Ensemble unique dans un cadre idyllique

Monastère et Château de Bebenhausen

König Wilhelm II. von Württemberg, Fotografie um 1910; Foto: Landesmedienzentrum Baden-Württemberg, Fotoarchiv Hein
Ein volksnaher König

Wilhelm II.

von Württemberg

Intelligenz und Bildung, Pflichtbewusstsein und Bescheidenheit, obendrein freundliche Nähe zu seinen Untertanen: König Wilhelm II. (1848–1921) war ein moderner Herrscher, interessiert an den Entwicklungen seiner Zeit. Er selbst sah sich als Bürger unter Bürgern.

König Wilhelm II. in einer Kutsche in Bebenhausen; Scan: Landesmedienzentrum Baden-Württemberg, Urheber unbekannt

Der König schenkte allen Menschen Aufmerksamkeit.

Warum war der König beim Volk so beliebt?

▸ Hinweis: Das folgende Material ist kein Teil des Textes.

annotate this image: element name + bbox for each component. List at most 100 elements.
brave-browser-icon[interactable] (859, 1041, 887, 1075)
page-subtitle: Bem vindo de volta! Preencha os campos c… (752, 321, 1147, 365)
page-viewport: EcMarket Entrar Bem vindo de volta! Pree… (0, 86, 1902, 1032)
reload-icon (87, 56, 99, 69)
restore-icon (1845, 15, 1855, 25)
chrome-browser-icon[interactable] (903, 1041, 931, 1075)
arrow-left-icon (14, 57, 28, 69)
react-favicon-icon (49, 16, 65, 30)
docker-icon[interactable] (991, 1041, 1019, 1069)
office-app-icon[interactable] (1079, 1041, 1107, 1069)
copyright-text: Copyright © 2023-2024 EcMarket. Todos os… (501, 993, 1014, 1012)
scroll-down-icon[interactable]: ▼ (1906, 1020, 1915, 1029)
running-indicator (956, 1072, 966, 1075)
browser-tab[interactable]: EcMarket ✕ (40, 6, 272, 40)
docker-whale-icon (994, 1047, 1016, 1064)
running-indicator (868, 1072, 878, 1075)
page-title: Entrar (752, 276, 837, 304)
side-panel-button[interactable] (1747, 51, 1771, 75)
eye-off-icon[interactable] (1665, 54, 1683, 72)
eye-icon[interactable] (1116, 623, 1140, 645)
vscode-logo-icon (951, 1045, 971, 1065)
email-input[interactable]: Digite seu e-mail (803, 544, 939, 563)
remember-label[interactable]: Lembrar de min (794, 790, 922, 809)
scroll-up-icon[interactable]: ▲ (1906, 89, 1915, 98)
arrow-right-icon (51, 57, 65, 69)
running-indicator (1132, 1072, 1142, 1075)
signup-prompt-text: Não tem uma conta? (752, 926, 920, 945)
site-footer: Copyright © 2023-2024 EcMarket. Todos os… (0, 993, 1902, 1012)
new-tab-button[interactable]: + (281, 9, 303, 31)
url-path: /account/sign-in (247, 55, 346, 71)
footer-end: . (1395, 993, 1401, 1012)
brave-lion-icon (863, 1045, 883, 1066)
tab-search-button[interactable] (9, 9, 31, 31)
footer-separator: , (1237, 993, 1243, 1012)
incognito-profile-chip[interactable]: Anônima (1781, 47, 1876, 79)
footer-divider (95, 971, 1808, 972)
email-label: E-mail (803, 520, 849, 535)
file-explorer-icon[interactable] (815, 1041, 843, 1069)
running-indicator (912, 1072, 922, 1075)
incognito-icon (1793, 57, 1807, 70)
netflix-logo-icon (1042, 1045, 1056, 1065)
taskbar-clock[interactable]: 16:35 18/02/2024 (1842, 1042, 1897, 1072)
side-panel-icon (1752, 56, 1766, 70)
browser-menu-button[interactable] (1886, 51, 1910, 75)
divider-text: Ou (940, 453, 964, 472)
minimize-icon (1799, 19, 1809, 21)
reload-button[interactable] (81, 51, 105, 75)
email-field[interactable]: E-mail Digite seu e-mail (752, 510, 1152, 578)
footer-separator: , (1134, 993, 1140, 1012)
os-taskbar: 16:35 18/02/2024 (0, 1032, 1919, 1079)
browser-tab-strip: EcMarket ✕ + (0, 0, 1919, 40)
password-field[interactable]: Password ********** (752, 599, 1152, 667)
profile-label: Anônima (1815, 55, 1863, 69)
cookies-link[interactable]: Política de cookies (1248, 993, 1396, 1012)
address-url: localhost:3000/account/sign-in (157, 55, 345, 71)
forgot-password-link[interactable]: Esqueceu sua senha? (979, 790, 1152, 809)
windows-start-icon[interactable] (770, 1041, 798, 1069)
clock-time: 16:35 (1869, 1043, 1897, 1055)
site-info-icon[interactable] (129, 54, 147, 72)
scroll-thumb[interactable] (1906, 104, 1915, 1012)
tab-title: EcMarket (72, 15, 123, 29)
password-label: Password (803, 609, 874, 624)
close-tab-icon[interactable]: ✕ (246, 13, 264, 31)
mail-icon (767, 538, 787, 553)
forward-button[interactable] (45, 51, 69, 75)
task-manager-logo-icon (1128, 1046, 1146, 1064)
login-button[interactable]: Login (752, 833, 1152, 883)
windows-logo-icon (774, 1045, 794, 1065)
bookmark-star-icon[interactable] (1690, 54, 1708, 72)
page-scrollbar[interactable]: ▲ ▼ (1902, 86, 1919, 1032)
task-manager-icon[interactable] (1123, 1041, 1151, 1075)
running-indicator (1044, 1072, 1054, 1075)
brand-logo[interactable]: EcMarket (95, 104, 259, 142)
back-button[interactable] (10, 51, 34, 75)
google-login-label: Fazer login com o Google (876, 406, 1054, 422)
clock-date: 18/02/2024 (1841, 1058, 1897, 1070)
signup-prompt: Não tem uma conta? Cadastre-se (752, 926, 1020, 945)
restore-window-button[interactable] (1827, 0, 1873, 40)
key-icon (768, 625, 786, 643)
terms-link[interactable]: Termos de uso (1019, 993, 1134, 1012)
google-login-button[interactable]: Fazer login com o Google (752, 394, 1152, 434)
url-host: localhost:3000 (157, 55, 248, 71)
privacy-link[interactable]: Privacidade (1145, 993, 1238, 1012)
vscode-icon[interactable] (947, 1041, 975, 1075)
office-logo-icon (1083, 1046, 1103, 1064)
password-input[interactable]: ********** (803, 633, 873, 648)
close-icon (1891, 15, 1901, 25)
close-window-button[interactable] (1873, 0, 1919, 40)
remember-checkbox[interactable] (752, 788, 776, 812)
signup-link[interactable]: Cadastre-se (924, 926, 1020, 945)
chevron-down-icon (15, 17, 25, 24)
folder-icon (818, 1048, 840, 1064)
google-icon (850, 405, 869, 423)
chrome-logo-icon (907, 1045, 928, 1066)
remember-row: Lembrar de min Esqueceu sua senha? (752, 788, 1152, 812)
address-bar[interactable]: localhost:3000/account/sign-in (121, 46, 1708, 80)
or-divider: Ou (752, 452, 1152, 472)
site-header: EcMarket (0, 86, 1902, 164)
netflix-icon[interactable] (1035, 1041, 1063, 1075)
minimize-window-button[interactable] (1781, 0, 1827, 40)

Bereits als Kind hatte ihm sein Lehrer beigebracht, dass alle Menschen Achtung verdienten, ohne Ansehen von Stand und Herkunft. Daran hielt sich Wilhelm II. auch als König. Immer wieder geschah es, dass er sich bei seinen Spaziergängen mit Passanten unterhielt, ohne dass sie ihn erkannten. Wenn sich Bedürftige mit ihren Problemen an ihn wandten, versuchte er zu helfen. In der württembergischen Bevölkerung nannte man den König „e gueter Ma“ (ein guter Mann).

König Wilhelm II. von Württemberg mit Hund im Schloss Bebenhausen, Fotografie um 1910; Foto: Landesmedienzentrum Baden-Württemberg, Robert Bothner

Der König liebte seine beiden Hunde.

Womit vertrieb sich der Monarch die Zeit?

Egal, wo sich der König aufhielt: Er liebte ausgedehnte Spaziergänge mit seinen zwei Hunden Ali und Rubi. Auf seinem Privatgestüt in Weil in der Nähe von Esslingen widmete er sich der Pferdezucht – und auch dem Rennsport. Darüber hinaus war er ein passionierter Jäger, eine Leidenschaft, die er mit Königin Charlotte teilte. Zwischen 1886 und 1921 erlegte der Monarch allein in Bebenhausen insgesamt 244 Hirsche. Die vielen Jagdtrophäen prägen bis heute das Innere des Schlosses.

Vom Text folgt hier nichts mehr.